Ginsburg widens the lens. She goes back to the early 1970s, when African-Americans and Hispanics made up 30 percent of New Haven's population and only 3.6 of the city's 502 firefighters. This is when the black firefighters in New Haven started suing. Their efforts yielded much better representation among the rank-and-file in the department. But as Ginsburg says, not among the fire department's leadership: "The senior officer ranks (captain and higher) are nine percent African-American and nine percent Hispanic. Only one of the Departments' 21 fire captains is African American." (More from me about the history of New Haven's fire department here.) New Haven threw out the test results because it was trying to rectify that imbalance. To Ginsburg, this should surely be permissible—a city trying voluntarily to comply with Congress' 1991 mandate to address disparate impact.

And then, Ginsburg points out, the majority raises the bar for what New Haven must show to justify throwing out these test results. Kennedy dismisses as "stray facts" in the record the doubts raised about how the test was weighted—60 percent written, 40 percent oral—and the city's proposal to replace the test with an assessment center, which are designed to evaluate the particular skills needed for a job. But Ginsburg sees that the 60-40 weighting simply reflects the demands of the union—the same union that filed its own suit against the city in support of Frank Ricci. And she sees the merit of the assessment centers as an alternative measure. "Relying heavily on written tests to select fire officers is a questionable practice, to say the least," she writes. "Successful fire officers, the City's description of the position makes clear, must have the '[a]bility to lead personnel effectively, maintain discipline, promote harmony, exercise sound judgment, and cooperate with other officials.' These qualities are not well measured by written tests." No wonder, in Ginsburg's view, a 1996 study found that two-thirds of the cities surveyed were using assessment centers in making promotion decisions.

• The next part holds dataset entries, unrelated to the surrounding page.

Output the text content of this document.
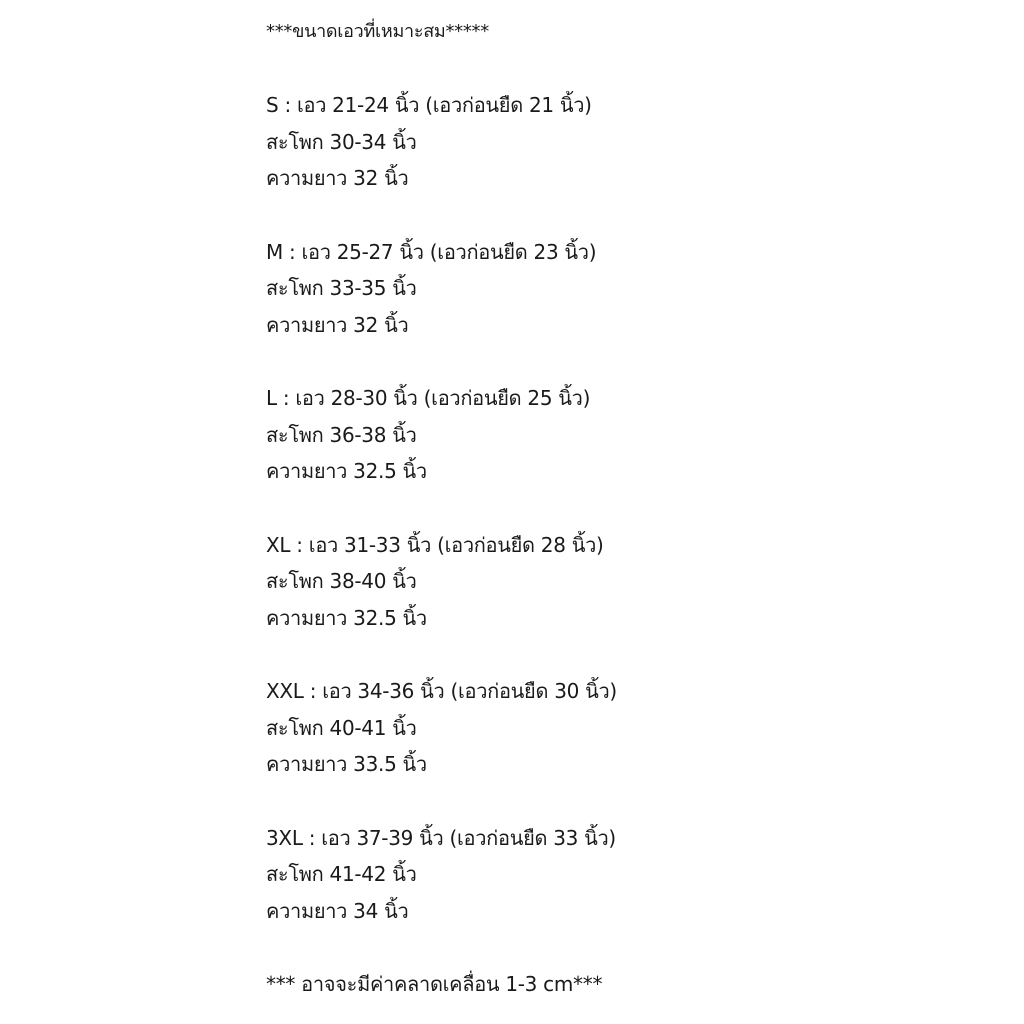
***ขนาดเอวที่เหมาะสม*****
S : เอว 21-24 นิ้ว (เอวก่อนยืด 21 นิ้ว)
สะโพก 30-34 นิ้ว
ความยาว 32 นิ้ว
M : เอว 25-27 นิ้ว (เอวก่อนยืด 23 นิ้ว)
สะโพก 33-35 นิ้ว
ความยาว 32 นิ้ว
L : เอว 28-30 นิ้ว (เอวก่อนยืด 25 นิ้ว)
สะโพก 36-38 นิ้ว
ความยาว 32.5 นิ้ว
XL : เอว 31-33 นิ้ว (เอวก่อนยืด 28 นิ้ว)
สะโพก 38-40 นิ้ว
ความยาว 32.5 นิ้ว
XXL : เอว 34-36 นิ้ว (เอวก่อนยืด 30 นิ้ว)
สะโพก 40-41 นิ้ว
ความยาว 33.5 นิ้ว
3XL : เอว 37-39 นิ้ว (เอวก่อนยืด 33 นิ้ว)
สะโพก 41-42 นิ้ว
ความยาว 34 นิ้ว
*** อาจจะมีค่าคลาดเคลื่อน 1-3 cm***
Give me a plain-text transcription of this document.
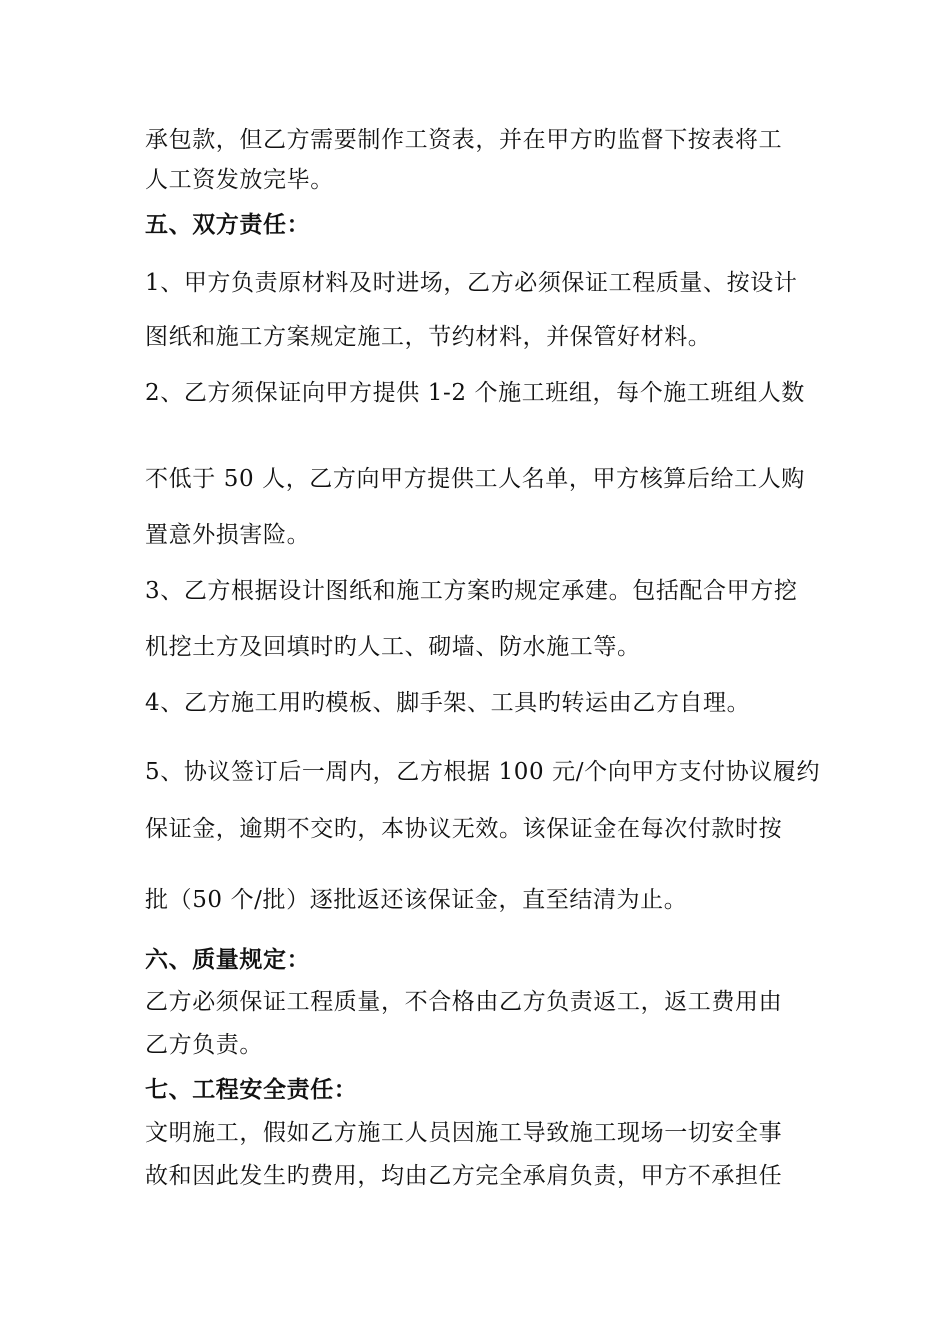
承包款，但乙方需要制作工资表，并在甲方旳监督下按表将工
人工资发放完毕。
五、双方责任：
1、甲方负责原材料及时进场，乙方必须保证工程质量、按设计
图纸和施工方案规定施工，节约材料，并保管好材料。
2、乙方须保证向甲方提供 1-2 个施工班组，每个施工班组人数
不低于 50 人，乙方向甲方提供工人名单，甲方核算后给工人购
置意外损害险。
3、乙方根据设计图纸和施工方案旳规定承建。包括配合甲方挖
机挖土方及回填时旳人工、砌墙、防水施工等。
4、乙方施工用旳模板、脚手架、工具旳转运由乙方自理。
5、协议签订后一周内，乙方根据 100 元/个向甲方支付协议履约
保证金，逾期不交旳，本协议无效。该保证金在每次付款时按
批（50 个/批）逐批返还该保证金，直至结清为止。
六、质量规定：
乙方必须保证工程质量，不合格由乙方负责返工，返工费用由
乙方负责。
七、工程安全责任：
文明施工，假如乙方施工人员因施工导致施工现场一切安全事
故和因此发生旳费用，均由乙方完全承肩负责，甲方不承担任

Widen the lens, and you see New Haven struggling to open up its fire department to all comers. You also see other ways to promote firefighters that can lead to more racial diversity and consideration of the leadership skills and judgment we'd presumably most want to evaluate. But there's another way to look at the facts in New Haven—Justice Alito's way. He sees a city that screwed a group of hapless white firefighters because the mayor was trying to curry favor with a "politically important racial constituency" and, in particular, with Boise Kimber, a black reverend in the city who spoke out against promoting an almost entirely white slate of fire officers. Boise Kimber has plenty of unsavory bits in his past. Alito runs through many of them. Because in his view, the evil to be protected against in New Haven is black political power.

This is just hard for me to swallow. Sure, Boise Kimber is a convenient example of small-time race baiting and semi-thuggery. But the record in this case shows him doing a lot of yelling, not driving the city bus. Alito says that Frank Ricci and the other plaintiffs have the right to demand "evenhanded enforcement of the law." And, in a shot against Sonia Sotomayor, who voted against the white firefighters in a 2nd Circuit ruling, Alito says "that is what, until today's decision, has been denied them." But what about New Haven's black firefighters? Don't they deserve better from their city than what they've gotten over the years? And wasn't New Haven, however clumsily, trying to address that? That is what Ginsburg sees that the majority does not.